Empathy, observation & openness are the pillars on which design thinking thrives and creates meaning and relevance for brands wanting to make people’s lives betterWhat’s critical therefore, as we are all aware, in designing amazing things is to start with people.
While each design challenge might require a different set of expertise, a healthy mix of backgrounds and perspectives helps us strike a better balance in designing what’s desirable, what’s feasible and what’s viable.
 
To spark new ways of thinking about a challenge, we also turn to what we call “analogous inspiration.” Which is all about identifying and observing experiences that are not directly related to the industry that is being designed for, yet have a relatable aspect. For example, a team designing for the operating room for a healthcare brand decided to observe a pit crew at a race track.
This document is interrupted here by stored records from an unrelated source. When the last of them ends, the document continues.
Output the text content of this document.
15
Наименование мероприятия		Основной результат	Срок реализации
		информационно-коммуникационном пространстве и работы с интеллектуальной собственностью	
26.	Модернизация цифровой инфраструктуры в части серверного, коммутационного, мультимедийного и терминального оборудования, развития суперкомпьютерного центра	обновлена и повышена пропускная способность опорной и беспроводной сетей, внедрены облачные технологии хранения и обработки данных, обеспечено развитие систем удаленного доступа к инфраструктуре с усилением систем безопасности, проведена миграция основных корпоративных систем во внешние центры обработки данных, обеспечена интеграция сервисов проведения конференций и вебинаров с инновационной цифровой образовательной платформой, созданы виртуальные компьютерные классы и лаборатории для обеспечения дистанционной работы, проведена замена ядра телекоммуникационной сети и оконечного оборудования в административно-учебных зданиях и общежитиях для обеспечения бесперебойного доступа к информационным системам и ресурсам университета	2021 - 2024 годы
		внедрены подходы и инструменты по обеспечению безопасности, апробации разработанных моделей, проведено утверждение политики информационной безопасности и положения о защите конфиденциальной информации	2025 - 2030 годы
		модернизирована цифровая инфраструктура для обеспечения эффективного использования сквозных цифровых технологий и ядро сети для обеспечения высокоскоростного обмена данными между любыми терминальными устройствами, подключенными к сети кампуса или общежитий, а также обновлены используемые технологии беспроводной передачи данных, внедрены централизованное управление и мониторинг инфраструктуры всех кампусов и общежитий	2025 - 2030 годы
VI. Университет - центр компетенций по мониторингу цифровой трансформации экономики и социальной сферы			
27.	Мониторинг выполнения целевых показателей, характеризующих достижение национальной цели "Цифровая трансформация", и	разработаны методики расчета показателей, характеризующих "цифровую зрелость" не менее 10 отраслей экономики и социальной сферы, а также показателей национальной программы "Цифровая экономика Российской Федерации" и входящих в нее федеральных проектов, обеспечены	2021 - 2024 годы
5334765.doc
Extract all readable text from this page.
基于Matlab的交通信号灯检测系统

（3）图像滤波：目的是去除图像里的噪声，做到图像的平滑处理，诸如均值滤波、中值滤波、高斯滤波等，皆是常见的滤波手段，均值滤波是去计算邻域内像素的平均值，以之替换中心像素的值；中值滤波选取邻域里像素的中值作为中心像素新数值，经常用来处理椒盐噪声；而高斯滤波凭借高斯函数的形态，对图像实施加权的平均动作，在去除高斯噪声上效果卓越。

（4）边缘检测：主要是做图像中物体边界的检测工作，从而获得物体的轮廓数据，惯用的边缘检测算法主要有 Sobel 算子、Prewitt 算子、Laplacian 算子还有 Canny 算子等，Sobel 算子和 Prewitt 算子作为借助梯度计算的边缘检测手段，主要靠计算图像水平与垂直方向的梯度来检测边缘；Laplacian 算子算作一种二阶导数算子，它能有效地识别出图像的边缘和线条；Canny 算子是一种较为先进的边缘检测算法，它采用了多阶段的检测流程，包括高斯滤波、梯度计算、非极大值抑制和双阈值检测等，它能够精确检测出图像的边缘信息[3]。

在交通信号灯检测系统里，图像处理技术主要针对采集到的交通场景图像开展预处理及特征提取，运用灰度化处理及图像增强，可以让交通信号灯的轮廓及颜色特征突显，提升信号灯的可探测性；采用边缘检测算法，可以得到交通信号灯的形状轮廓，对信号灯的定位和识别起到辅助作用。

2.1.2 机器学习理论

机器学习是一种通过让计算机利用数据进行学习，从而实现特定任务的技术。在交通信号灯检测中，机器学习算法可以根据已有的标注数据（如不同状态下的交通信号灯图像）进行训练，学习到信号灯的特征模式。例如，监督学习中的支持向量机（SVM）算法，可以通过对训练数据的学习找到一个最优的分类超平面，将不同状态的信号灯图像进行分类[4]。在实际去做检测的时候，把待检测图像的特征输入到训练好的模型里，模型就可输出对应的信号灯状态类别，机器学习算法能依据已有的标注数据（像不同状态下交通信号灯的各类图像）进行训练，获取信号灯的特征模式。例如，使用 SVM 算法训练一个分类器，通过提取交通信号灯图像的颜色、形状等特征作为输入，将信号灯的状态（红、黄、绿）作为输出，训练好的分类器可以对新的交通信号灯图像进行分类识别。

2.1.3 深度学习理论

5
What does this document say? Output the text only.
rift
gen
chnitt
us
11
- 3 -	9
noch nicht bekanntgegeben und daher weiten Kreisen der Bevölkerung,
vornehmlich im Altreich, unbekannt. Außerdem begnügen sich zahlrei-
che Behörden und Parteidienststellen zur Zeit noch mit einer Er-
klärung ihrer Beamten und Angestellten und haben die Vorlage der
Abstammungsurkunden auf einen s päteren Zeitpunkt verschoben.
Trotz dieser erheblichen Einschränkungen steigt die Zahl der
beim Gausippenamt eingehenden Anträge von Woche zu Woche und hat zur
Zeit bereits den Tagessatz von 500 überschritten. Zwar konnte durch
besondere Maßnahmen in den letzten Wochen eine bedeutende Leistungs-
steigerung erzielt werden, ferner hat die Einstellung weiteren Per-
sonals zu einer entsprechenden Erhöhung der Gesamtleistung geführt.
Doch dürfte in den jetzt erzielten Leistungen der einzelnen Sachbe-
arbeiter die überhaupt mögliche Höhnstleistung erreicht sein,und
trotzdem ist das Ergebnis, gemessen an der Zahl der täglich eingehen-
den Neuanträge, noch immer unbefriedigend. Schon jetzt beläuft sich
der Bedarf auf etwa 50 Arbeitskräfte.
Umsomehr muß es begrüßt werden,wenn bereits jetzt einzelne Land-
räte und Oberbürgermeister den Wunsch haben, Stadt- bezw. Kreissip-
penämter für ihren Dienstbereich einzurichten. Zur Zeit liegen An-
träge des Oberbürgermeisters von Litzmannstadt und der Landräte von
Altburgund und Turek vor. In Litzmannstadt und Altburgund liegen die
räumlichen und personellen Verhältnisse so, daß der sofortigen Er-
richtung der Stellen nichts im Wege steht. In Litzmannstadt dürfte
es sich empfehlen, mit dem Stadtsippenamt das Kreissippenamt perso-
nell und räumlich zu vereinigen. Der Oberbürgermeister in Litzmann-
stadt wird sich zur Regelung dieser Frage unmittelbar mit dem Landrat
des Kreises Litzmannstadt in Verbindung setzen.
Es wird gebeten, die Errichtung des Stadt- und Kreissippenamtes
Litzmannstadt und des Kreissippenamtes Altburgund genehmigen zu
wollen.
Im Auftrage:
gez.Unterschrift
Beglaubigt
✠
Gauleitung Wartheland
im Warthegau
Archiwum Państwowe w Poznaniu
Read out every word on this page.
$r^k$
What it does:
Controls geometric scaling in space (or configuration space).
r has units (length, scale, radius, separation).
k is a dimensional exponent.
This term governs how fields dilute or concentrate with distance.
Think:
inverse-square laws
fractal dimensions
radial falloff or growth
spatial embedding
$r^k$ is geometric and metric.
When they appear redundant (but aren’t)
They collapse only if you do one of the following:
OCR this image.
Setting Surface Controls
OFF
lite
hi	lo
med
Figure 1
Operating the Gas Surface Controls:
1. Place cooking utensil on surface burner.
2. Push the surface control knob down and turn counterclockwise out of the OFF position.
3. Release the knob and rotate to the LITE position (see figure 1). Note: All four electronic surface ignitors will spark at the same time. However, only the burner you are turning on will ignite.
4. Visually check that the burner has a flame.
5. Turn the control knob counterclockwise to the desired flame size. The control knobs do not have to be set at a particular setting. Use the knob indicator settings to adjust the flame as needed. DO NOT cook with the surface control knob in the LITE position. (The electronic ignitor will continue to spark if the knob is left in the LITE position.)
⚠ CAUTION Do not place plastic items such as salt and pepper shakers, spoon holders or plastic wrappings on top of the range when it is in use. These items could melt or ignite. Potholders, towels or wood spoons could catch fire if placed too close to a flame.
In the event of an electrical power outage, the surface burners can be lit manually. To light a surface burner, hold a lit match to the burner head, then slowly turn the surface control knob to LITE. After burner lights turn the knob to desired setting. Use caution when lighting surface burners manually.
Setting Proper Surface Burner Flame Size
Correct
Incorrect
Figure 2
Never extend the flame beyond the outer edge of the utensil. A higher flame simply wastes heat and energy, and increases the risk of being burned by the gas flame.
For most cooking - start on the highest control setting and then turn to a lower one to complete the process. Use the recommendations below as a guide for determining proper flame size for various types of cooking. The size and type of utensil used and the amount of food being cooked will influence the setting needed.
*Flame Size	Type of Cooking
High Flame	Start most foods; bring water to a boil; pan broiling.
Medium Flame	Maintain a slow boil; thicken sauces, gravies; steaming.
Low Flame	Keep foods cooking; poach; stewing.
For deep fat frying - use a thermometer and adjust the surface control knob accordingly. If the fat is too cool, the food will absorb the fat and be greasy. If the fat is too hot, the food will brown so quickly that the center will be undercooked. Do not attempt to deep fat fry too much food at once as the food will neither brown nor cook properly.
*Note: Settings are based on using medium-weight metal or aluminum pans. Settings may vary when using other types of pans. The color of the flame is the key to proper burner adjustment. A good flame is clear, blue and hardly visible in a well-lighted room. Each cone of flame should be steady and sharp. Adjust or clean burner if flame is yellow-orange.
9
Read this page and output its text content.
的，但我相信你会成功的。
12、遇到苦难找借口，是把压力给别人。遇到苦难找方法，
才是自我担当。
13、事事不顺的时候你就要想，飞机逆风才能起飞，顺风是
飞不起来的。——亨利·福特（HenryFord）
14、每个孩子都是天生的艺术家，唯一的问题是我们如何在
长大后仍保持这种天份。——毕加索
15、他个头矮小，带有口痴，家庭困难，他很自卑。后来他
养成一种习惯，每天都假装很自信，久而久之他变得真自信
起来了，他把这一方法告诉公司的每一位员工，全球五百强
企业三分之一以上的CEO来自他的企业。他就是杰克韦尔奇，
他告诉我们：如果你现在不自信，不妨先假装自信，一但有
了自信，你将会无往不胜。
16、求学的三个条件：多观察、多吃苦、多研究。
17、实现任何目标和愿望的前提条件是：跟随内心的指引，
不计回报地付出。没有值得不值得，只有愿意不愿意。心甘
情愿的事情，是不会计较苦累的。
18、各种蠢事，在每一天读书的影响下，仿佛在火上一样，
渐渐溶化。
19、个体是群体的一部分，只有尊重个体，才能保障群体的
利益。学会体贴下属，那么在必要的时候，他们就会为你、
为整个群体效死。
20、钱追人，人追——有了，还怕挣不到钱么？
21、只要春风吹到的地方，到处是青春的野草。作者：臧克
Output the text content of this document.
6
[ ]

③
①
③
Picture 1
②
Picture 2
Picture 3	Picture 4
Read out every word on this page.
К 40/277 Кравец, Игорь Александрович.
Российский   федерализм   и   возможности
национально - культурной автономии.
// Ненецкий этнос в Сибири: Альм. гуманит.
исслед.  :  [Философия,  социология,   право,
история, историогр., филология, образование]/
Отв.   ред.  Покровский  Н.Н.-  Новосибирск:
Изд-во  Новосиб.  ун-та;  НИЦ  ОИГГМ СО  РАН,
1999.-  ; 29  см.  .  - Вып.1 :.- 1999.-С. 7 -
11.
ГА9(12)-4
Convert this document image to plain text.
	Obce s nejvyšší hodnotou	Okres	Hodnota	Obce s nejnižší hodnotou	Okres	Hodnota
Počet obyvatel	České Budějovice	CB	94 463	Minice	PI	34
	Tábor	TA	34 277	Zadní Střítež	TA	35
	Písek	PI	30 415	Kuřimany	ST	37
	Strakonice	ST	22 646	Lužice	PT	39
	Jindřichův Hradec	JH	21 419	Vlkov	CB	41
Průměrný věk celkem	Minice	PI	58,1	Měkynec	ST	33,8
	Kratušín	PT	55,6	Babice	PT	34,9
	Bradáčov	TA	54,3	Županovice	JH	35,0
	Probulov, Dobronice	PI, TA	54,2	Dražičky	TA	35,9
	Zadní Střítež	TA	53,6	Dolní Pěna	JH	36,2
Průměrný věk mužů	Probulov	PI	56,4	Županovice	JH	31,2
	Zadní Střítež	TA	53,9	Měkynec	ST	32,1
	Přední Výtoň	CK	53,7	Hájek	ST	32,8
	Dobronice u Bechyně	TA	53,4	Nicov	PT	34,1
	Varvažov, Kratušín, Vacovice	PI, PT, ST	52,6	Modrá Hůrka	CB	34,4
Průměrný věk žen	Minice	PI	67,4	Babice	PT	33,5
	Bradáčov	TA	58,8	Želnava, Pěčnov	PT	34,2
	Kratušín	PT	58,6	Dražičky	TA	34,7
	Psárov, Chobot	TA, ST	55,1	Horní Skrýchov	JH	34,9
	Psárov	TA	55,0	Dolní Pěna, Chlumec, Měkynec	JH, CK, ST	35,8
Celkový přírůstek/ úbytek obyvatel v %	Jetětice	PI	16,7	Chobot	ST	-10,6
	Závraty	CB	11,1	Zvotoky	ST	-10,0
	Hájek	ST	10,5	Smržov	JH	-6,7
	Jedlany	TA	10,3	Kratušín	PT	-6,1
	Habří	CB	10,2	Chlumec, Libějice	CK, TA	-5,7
High stress, quick judgment, and timely action characterise both situations, yet the “outside” context of car racing provided fresh insights that the team at healthcare would not have been exposed to had they only researched other healthcare moments. Such catalysing methods are less about getting a full-picture approach and more about getting inspired to design something that’s game-changing.

So, the next time you are developing or enhancing a product,it would be worthwhile to look beyond the ‘ walled garden ‘ that defines/chains your industry for some analogous inspiration. For that idea or product of yours to become truly beyond compare.